Dans ce disque, vous avez rassemblé des airs italiens d’oratorio, qui se distinguent assez nettement de l’opéra…
Oui, l’oratorio se différencie de l’opéra, en ce sens où c’est plus court en général, et il y a un peu moins d’action. Un oratorio, c’est une mise en musique d’une histoire biblique, et c’est souvent de l’Ancien Testament. Il met en scène des personnages comme Moïse, Isaac, Abraham, et même Dieu, c’est la première fois que je chante Dieu (rires) ! C’est assez particulier à l’Italie, on n’hésitait pas à confier la voix de Dieu à un castrat (rires)… On n’aurait pas imaginé cela en Allemagne ou en France. Mais vous avez aussi des oratorios allégoriques, et donc on met en scène par exemple le temps, le plaisir, la beauté, qui dialoguent entre eux. Dans le disque, notamment, on a l’allégorie du plaisir à deux reprises. Dans l’ensemble donc, c’est souvent un peu plus resserré, un peu plus statique, et ça parle quand même beaucoup de meurtre et de décapitation…

De décapitation ?

Oui, un peu comme dans la Bible. Dans le disque vous avez la décapitation de Saint Jean Baptiste, Holopherne qui va se faire couper la tête par Judith, le sacrifice d’Isaac… C’est pour ça que dans le livret j’ai mis des reproductions de mon peintre favori, Caravage, je me suis dit c’est le moment (rires).

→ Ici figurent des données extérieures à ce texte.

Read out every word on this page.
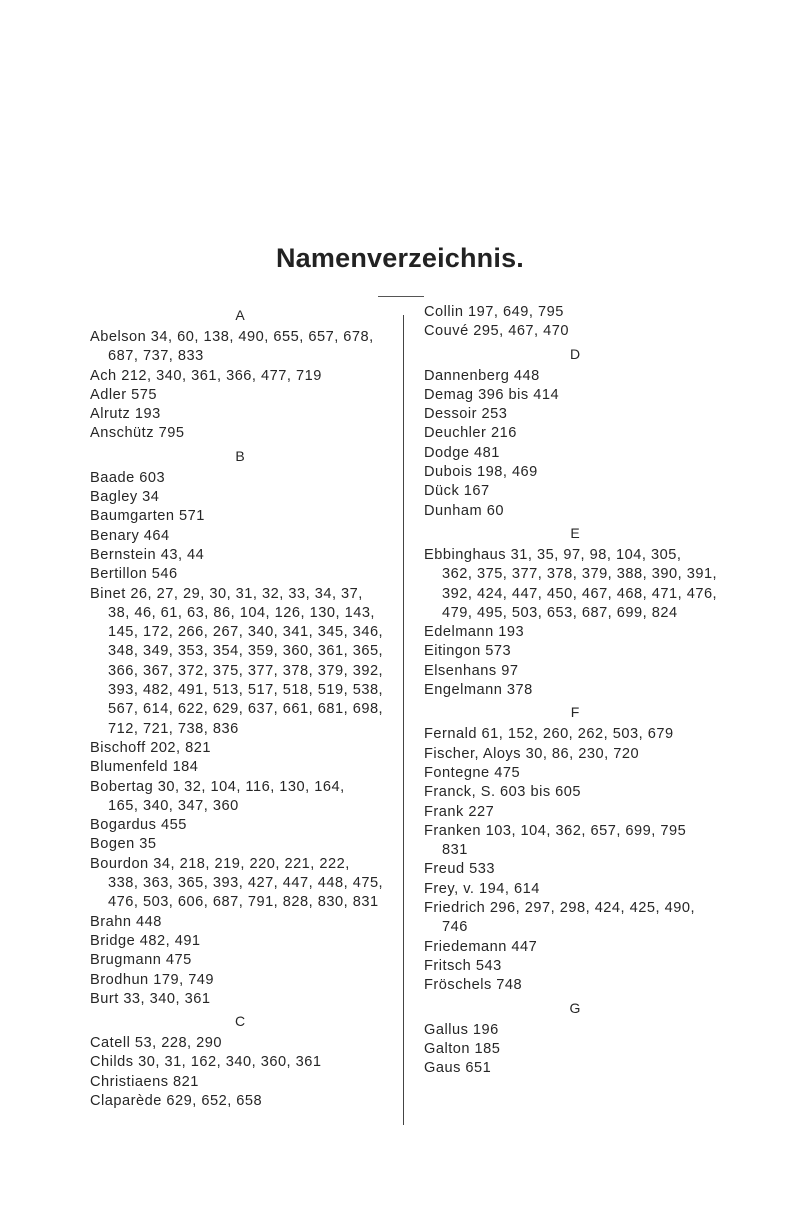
Namenverzeichnis.
A
Abelson 34, 60, 138, 490, 655, 657, 678,
687, 737, 833
Ach 212, 340, 361, 366, 477, 719
Adler 575
Alrutz 193
Anschütz 795
B
Baade 603
Bagley 34
Baumgarten 571
Benary 464
Bernstein 43, 44
Bertillon 546
Binet 26, 27, 29, 30, 31, 32, 33, 34, 37,
38, 46, 61, 63, 86, 104, 126, 130, 143,
145, 172, 266, 267, 340, 341, 345, 346,
348, 349, 353, 354, 359, 360, 361, 365,
366, 367, 372, 375, 377, 378, 379, 392,
393, 482, 491, 513, 517, 518, 519, 538,
567, 614, 622, 629, 637, 661, 681, 698,
712, 721, 738, 836
Bischoff 202, 821
Blumenfeld 184
Bobertag 30, 32, 104, 116, 130, 164,
165, 340, 347, 360
Bogardus 455
Bogen 35
Bourdon 34, 218, 219, 220, 221, 222,
338, 363, 365, 393, 427, 447, 448, 475,
476, 503, 606, 687, 791, 828, 830, 831
Brahn 448
Bridge 482, 491
Brugmann 475
Brodhun 179, 749
Burt 33, 340, 361
C
Catell 53, 228, 290
Childs 30, 31, 162, 340, 360, 361
Christiaens 821
Claparède 629, 652, 658
Collin 197, 649, 795
Couvé 295, 467, 470
D
Dannenberg 448
Demag 396 bis 414
Dessoir 253
Deuchler 216
Dodge 481
Dubois 198, 469
Dück 167
Dunham 60
E
Ebbinghaus 31, 35, 97, 98, 104, 305,
362, 375, 377, 378, 379, 388, 390, 391,
392, 424, 447, 450, 467, 468, 471, 476,
479, 495, 503, 653, 687, 699, 824
Edelmann 193
Eitingon 573
Elsenhans 97
Engelmann 378
F
Fernald 61, 152, 260, 262, 503, 679
Fischer, Aloys 30, 86, 230, 720
Fontegne 475
Franck, S. 603 bis 605
Frank 227
Franken 103, 104, 362, 657, 699, 795
831
Freud 533
Frey, v. 194, 614
Friedrich 296, 297, 298, 424, 425, 490,
746
Friedemann 447
Fritsch 543
Fröschels 748
G
Gallus 196
Galton 185
Gaus 651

Et il y a des compositeurs que je qualifie de métaphysiques : je trouve que la troisième plage de ce disque (l’air Dormi, fulmine di guerra, en français : Dors, ô foudre de guerre) est métaphysique. Les notes répétées de Scarlatti sonnent étonnamment modernes, on pourrait presque en faire une version techno ! En fait, j’aime particulièrement les morceaux où le temps s’arrête. On en trouve chez Schubert et tant d’autres compositeurs. Quelques notes de l’orchestre, vous avez à peine commencé à chanter, le temps s’arrête. Cet air de Scarlatti, je trouve, représente bien ça.

Cette mélancolie dont vous parlez évoque la « saudade » du fado portugais…
Oui, ça peut-être aussi. Il y a également un mot allemand qui est intraduisible en français, c’est « sehnsucht »… Un sentiment un peu goethien, une sorte de mélancolie, le regret de quelque chose qui n’est plus… Et en même temps une acceptation : ce disque compte beaucoup de ces airs où il y a une forme d’acceptation de son propre sort. Comme dans La Traviata, où à la fin, Violetta accepte qu’elle va mourir dans ce magnifique air qui précède l’arrivée d’Alfredo : c’est fini, j’accepte. L’acceptation est un moment intéressant à l’opéra, il permet à nous les chanteurs de lâcher prise et d’être dans quelque chose de sincère. Chose qui est difficile pour un simple aspect technique, c’est qu’on chante à 99% du temps en acoustique, sans amplification. Donc on a tendance à vouloir optimiser la projection de sa voix et on peut perdre une partie de sa sincérité.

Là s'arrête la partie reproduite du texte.